Mãos e ramos te acenavam
e o canto de muitas gargantas
embalava teus ouvidos.
Que ousadia ou medo
te levou ao outro lado?
Sobraram botas sandálias
e a dor desse segredo
machucando feito dardo.
Sei, não tens mais voz
para qualquer resposta.
Ó deuses surdos-mudos
quem, senão vós,
nos revelaria tudo?
Who?
Who could say
why you crossed the river
when on this bank
there was leafy foliage and shade
and flowers in full splendour?
Hands and branches waved to you
and a song from many throats
lulled your ears.
What daring or what fear
pushed you to the other side?
You’ve left behind your boots and sandals
and the pain of that secret
stabbing like a spear.
I know, you have no voice
with which to answer anymore.
Oh deaf-mute gods
who, if not you,
will unveil at last all things to us.
O Azul Assassino
O mar, o mar, oh deleite,
atravesso-lhe montanhas
e morros como se fossem de azeite.
Na pele o líquido luar
e a saliva sal das vagas.
Contudo eis que chegam a mim
sujo e ferrugem de quilhas
relíquias de sonhos a pique
sobras de mastros e velas
restos de monstros, de vidas.
Tudo escondido nas dobras
cheias de sombra, sem lume
do imenso azul assassino.
Lembrem-se apenas cardumes.
Blue Assassin
The sea, the sea, oh what unspoken joy,
I cross its mounds
and mountains as if they were of oil.
On its skin liquid moonlight
and the salt saliva of its waves.
And yet what comes to me is this—
filth and the rust of keels
relics of dreams gone down
debris of masts and sails
remains of monsters and of lives.
All of it hidden from the light,
in the shadow-filled folds
of that abysmal blue assassin.
May fish alone school our remembered nights.
ASTRID CABRAL is a leading poet and environmentalist who grew up in Manaus, on the Amazon River. She is the translator of Thoreau’s Walden into Portuguese. Recent collections of her poetry include The Anteroom, Gazing Through Water, Word in the Spotlight, Intimate Soot, and Cage.
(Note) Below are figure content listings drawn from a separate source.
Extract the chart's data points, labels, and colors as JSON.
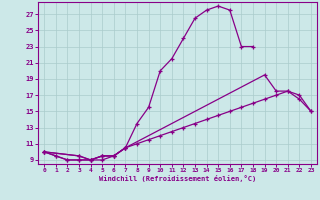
{
  "xlabel": "Windchill (Refroidissement éolien,°C)",
  "background_color": "#cce8e8",
  "line_color": "#880088",
  "grid_color": "#aacccc",
  "xlim": [
    -0.5,
    23.5
  ],
  "ylim": [
    8.5,
    28.5
  ],
  "xticks": [
    0,
    1,
    2,
    3,
    4,
    5,
    6,
    7,
    8,
    9,
    10,
    11,
    12,
    13,
    14,
    15,
    16,
    17,
    18,
    19,
    20,
    21,
    22,
    23
  ],
  "yticks": [
    9,
    11,
    13,
    15,
    17,
    19,
    21,
    23,
    25,
    27
  ],
  "curve1_x": [
    0,
    1,
    2,
    3,
    4,
    5,
    6,
    7,
    8,
    9,
    10,
    11,
    12,
    13,
    14,
    15,
    16,
    17,
    18
  ],
  "curve1_y": [
    10.0,
    9.5,
    9.0,
    9.0,
    9.0,
    9.5,
    9.5,
    10.5,
    13.5,
    15.5,
    20.0,
    21.5,
    24.0,
    26.5,
    27.5,
    28.0,
    27.5,
    23.0,
    23.0
  ],
  "curve2_x": [
    0,
    1,
    2,
    3,
    4,
    5,
    6,
    7,
    19,
    20,
    21,
    22,
    23
  ],
  "curve2_y": [
    10.0,
    9.5,
    9.0,
    9.0,
    9.0,
    9.5,
    9.5,
    10.5,
    19.5,
    17.5,
    17.5,
    16.5,
    15.0
  ],
  "curve3_x": [
    0,
    3,
    4,
    5,
    6,
    7,
    8,
    9,
    10,
    11,
    12,
    13,
    14,
    15,
    16,
    17,
    18,
    19,
    20,
    21,
    22,
    23
  ],
  "curve3_y": [
    10.0,
    9.5,
    9.0,
    9.5,
    9.5,
    10.5,
    11.0,
    11.5,
    12.0,
    12.5,
    13.0,
    13.5,
    14.0,
    14.5,
    15.0,
    15.5,
    16.0,
    16.5,
    17.0,
    17.5,
    17.0,
    15.0
  ],
  "curve4_x": [
    0,
    3,
    4,
    5,
    6,
    7
  ],
  "curve4_y": [
    10.0,
    9.5,
    9.0,
    9.0,
    9.5,
    10.5
  ]
}
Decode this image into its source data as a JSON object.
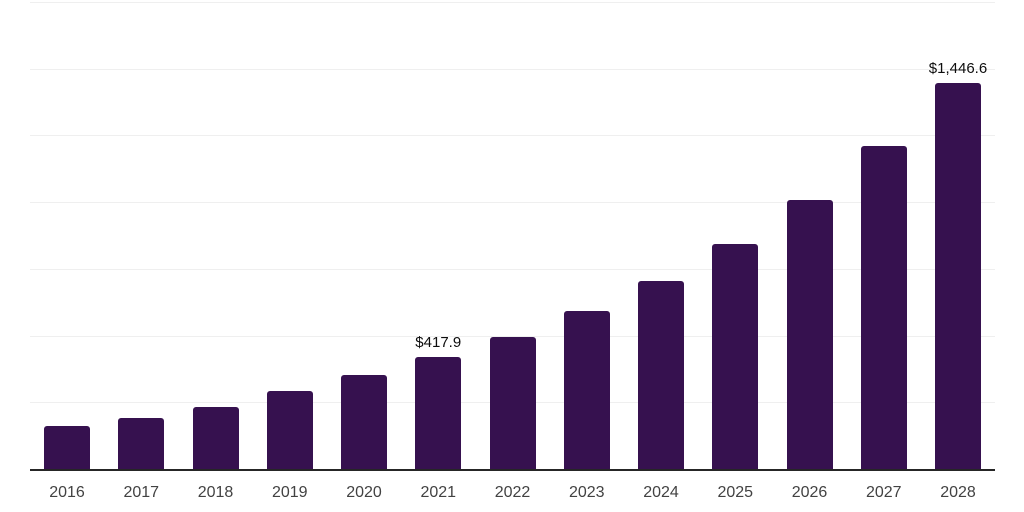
{
  "chart_data": {
    "type": "bar",
    "title": "",
    "xlabel": "",
    "ylabel": "",
    "categories": [
      "2016",
      "2017",
      "2018",
      "2019",
      "2020",
      "2021",
      "2022",
      "2023",
      "2024",
      "2025",
      "2026",
      "2027",
      "2028"
    ],
    "values": [
      160,
      192,
      233,
      294,
      351,
      417.9,
      495,
      593,
      706,
      845,
      1009,
      1211,
      1446.6
    ],
    "value_labels": {
      "2021": "$417.9",
      "2028": "$1,446.6"
    },
    "ylim": [
      0,
      1750
    ],
    "gridline_interval": 250,
    "grid": "horizontal-only",
    "y_tick_labels_visible": false,
    "legend_position": "none",
    "colors": {
      "bar": "#36114f",
      "axis_line": "#262626",
      "gridline": "#efefef",
      "x_tick_label": "#424242",
      "value_label": "#0d0d0d",
      "background": "#ffffff"
    }
  }
}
Her poems have appeared in Pleiades, Runes, Sirena, Amazonian Literary Review, Bitter Oleander, Catamaran, Cincinnati Review, Confrontation, Dirty Goat, Evansville Review, Per Contra, Poetry East, Poets at Work, and Osiris. Her book Cage, translated by Alexis Levitin, appeared from Host Publications in July, 2008. Her book Gazing Through Water is forthcoming from Aliform Publishers.
ALEXIS LEVITIN has published forty-six books in translation, mostly poetry from Portugal, Brazil, and Ecuador. In addition to four books by Salgado Maranhão, his work includes Clarice Lispector’s Soulstorm and Eugénio de Andrade’s Forbidden Words, both from New Directions. He has served as a Fulbright Lecturer at the Universities of Oporto and Coimbra, Portugal, The Catholic University in Guayaquil Ecuador, and the Federal University of Santa Catarina, in Brazil and has held translation residencies at the Banff Center, Canada, The European Translators Collegium in Straelen, Germany (twice), and the Rockefeller Foundation Study Center in Bellagio, Italy.